Diocese, government debate school-based management

Updated: 2009-11-19 07:48

By Li Tao(HK Edition)

  Print Mail Large Medium  Small 分享按钮 0

HONG KONG: The Catholic diocese is taking the government to the Court of Appeal, arguing a school-based management policy would infringe its religious autonomy over the church's schools.

Joseph Fok, for the government, denied the reform was in violation of the Basic Law. Fok said the 50-year Hong Kong autonomy statement in the Basic Law only applied to relationships between the Hong Kong Special Administrative Region and the Central government, not to any other relationships, such as the ongoing dispute which has involved only the SAR and the Catholic Diocese.

The citation of the provision that the SAR's way of life would remain unchanged for 50 years made in the Basic Law did not help the diocese make its case, Fok argued.

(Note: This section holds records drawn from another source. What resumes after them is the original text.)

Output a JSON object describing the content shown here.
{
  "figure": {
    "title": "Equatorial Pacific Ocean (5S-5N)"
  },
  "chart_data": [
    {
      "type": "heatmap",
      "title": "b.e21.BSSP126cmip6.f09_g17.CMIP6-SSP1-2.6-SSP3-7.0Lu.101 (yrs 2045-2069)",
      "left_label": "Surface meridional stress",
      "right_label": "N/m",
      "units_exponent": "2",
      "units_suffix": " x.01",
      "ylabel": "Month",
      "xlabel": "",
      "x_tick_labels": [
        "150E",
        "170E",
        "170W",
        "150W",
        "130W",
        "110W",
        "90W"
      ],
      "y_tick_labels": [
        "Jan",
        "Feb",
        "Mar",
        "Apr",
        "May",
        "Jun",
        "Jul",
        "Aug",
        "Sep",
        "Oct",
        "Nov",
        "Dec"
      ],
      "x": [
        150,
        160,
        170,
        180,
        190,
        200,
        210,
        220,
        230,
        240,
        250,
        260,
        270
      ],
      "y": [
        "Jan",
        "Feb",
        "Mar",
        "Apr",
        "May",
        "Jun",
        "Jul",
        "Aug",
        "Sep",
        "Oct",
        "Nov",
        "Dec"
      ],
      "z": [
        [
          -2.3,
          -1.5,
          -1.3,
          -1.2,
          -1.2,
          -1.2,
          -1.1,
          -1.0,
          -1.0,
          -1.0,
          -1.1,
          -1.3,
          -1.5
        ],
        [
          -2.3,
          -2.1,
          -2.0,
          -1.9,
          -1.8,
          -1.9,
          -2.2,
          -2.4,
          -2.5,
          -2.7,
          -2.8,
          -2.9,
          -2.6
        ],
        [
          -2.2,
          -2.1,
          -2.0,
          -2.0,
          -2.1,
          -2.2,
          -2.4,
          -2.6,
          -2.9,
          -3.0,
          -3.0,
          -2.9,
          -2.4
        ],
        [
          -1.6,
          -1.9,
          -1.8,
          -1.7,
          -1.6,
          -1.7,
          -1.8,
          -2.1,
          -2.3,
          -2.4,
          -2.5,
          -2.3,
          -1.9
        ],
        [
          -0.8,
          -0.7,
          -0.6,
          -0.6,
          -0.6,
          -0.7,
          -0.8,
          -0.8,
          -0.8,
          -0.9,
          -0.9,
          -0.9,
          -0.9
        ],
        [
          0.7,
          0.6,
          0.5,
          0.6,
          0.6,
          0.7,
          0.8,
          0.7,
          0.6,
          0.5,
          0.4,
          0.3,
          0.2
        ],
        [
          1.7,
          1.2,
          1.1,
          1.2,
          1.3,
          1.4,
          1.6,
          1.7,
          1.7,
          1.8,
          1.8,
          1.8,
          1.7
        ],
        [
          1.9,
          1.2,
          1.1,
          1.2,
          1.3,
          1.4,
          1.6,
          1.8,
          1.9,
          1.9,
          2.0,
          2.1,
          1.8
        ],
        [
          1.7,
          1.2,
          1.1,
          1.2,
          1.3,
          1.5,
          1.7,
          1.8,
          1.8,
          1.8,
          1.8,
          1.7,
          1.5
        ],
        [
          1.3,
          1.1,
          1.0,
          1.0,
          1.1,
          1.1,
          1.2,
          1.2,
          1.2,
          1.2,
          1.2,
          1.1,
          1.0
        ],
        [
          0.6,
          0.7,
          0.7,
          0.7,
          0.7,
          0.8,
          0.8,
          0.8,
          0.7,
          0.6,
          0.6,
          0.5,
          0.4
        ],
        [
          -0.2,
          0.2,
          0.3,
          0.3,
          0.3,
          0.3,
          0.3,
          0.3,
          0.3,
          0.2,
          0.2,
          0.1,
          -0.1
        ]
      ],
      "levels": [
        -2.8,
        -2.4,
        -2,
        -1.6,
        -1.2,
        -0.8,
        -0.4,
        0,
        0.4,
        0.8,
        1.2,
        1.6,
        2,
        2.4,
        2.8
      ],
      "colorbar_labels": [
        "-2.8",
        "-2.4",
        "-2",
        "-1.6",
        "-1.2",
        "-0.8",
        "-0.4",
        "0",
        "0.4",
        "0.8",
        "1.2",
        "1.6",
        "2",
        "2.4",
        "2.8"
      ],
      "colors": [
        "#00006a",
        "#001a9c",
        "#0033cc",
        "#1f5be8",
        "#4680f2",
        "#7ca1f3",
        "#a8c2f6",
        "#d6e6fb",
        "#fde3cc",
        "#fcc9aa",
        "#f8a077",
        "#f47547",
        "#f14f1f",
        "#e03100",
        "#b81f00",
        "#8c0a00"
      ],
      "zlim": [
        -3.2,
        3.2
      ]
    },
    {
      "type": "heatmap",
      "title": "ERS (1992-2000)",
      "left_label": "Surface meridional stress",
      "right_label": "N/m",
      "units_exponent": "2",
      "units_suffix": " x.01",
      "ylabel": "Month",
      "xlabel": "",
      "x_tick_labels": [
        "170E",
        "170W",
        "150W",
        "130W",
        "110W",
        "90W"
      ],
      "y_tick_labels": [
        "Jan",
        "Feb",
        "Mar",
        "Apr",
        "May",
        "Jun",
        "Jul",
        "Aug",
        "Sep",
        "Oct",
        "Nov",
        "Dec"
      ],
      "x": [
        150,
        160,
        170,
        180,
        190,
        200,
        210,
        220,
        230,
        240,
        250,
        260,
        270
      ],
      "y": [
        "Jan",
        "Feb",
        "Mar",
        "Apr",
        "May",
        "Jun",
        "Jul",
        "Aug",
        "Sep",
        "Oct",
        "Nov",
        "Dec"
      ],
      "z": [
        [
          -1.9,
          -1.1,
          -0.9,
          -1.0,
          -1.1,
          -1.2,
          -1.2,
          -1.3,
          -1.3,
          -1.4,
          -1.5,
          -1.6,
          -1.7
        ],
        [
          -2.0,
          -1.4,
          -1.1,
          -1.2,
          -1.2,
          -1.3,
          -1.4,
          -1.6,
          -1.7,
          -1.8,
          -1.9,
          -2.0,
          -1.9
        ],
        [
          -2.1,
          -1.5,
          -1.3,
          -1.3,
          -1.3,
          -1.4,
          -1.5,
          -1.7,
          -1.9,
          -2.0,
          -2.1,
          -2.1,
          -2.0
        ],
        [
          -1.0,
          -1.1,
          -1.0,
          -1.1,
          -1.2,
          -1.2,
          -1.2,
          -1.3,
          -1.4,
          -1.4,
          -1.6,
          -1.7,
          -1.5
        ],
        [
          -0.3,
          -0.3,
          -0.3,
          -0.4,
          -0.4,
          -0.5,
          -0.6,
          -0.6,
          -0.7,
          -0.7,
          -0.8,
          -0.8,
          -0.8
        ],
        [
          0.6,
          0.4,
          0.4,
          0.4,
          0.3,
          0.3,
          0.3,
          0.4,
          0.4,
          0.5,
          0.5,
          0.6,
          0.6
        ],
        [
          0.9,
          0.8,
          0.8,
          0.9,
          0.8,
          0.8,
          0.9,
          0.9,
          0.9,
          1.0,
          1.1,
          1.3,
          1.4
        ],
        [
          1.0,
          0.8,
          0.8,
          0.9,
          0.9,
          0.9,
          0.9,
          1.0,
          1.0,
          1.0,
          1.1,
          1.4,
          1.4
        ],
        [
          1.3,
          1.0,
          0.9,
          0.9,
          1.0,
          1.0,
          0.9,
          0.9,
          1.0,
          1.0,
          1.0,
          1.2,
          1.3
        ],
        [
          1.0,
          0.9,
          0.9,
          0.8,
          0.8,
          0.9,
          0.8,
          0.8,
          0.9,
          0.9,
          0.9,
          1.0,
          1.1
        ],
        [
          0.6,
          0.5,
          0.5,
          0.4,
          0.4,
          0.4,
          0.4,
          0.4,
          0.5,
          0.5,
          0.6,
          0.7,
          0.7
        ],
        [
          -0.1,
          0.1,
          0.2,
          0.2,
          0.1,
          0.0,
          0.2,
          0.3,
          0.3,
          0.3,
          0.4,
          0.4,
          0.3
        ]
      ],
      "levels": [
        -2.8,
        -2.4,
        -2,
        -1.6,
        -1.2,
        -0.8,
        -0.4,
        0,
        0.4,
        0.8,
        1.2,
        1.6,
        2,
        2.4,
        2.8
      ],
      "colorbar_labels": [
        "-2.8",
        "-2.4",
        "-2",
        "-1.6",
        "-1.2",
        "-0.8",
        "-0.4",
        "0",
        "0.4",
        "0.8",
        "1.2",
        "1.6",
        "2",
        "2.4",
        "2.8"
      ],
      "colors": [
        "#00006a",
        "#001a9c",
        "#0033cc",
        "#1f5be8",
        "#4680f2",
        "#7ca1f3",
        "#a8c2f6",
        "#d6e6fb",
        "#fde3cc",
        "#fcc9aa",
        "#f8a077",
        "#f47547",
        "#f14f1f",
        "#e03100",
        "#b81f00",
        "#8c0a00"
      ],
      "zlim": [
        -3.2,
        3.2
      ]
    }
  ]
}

It is the diocese's second attempt to oppose the 2004 amendment to the Education Ordinance, under which the government requires all aided schools to establish incorporated management committees (IMC) to enforce a 60-40 split in the management bodies.

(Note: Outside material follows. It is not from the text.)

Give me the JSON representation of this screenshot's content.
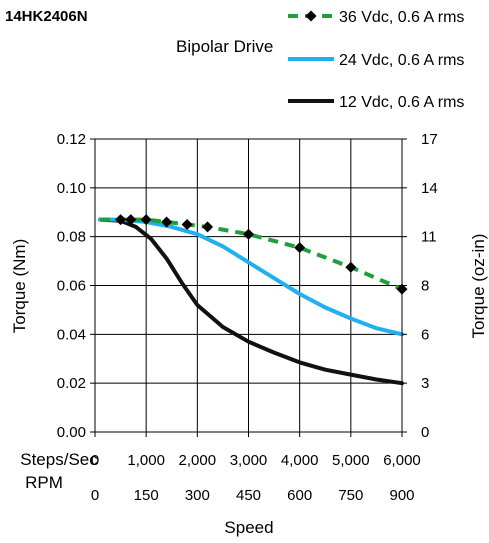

The new policy allows sponsoring groups to appoint only 60 percent of the committee members, while representatives of the teachers, parents and alumni will fill in the remaining 40 percent -a far cry from the diocese's 100 percent dominance in the past. The diocese is concerned that outsiders will affect the attitude, philosophy and ethos within its schools. However, the Court of First Instance did not uphold the Catholic Diocese in 2006.

On the final day of the two-day hearing yesterday before the appeal judges, Justice Frank Stock, Justice Wally Yeung Chun-kuen and Justice Michael Hartmann, Fok reiterated the new policy was intended only to enhance schools' transparency and accountability in management, especially when it came to those sponsored by public funds.

"Teachers, parents and alumni are not strangers to diocesan schools. On the contrary, they are the directly interested groups who should have a say in the decision-making process of these schools," said Fok.

Fok said the new policy was only intended to improve Hong Kong's education systems. As the government provided huge funding to aided schools, it was also empowered to regulate the management of aided schools for the purpose of transparency and accountability.

Martin Lee Chu-ming, on behalf of the Catholic Diocese, argued that the Basic Law also contains provision to protect religious organizations' right to run schools according to their previous practice. He said the new policy was ruining the system of church schools in an unprecedented way.

He said that congruent thinking "is very important to church schools. Under IMC, the power of the diocese in managing its schools will be substantially reduced, which has never happened before," said Lee. "It is not acceptable to the Catholic Diocese. It is a change of school identity."

Fok denied the introduction of IMC would infringe religious autonomy and adversely impact diocesan schools. He argued the new policy would not result in any material transformation to them. Fok maintained that representing a majority on the committees would enable the Catholic diocese to continue setting school vision and mission. As he sees it, no change in substance has been made to the functions and elections of the principal, other administrators, and teachers at the diocese schools. The concepts and objectives underlying catholic school management have not been adversely affected, he maintains.

During the first-day hearing on Tuesday, Lee argued the reforms would ruin the atmosphere and culture of the management of the church schools to the extent that the diocese could no longer run its schools in accordance with its previous practice.

According to the amendment, all government-aided schools have to set up IMC by the year 2012.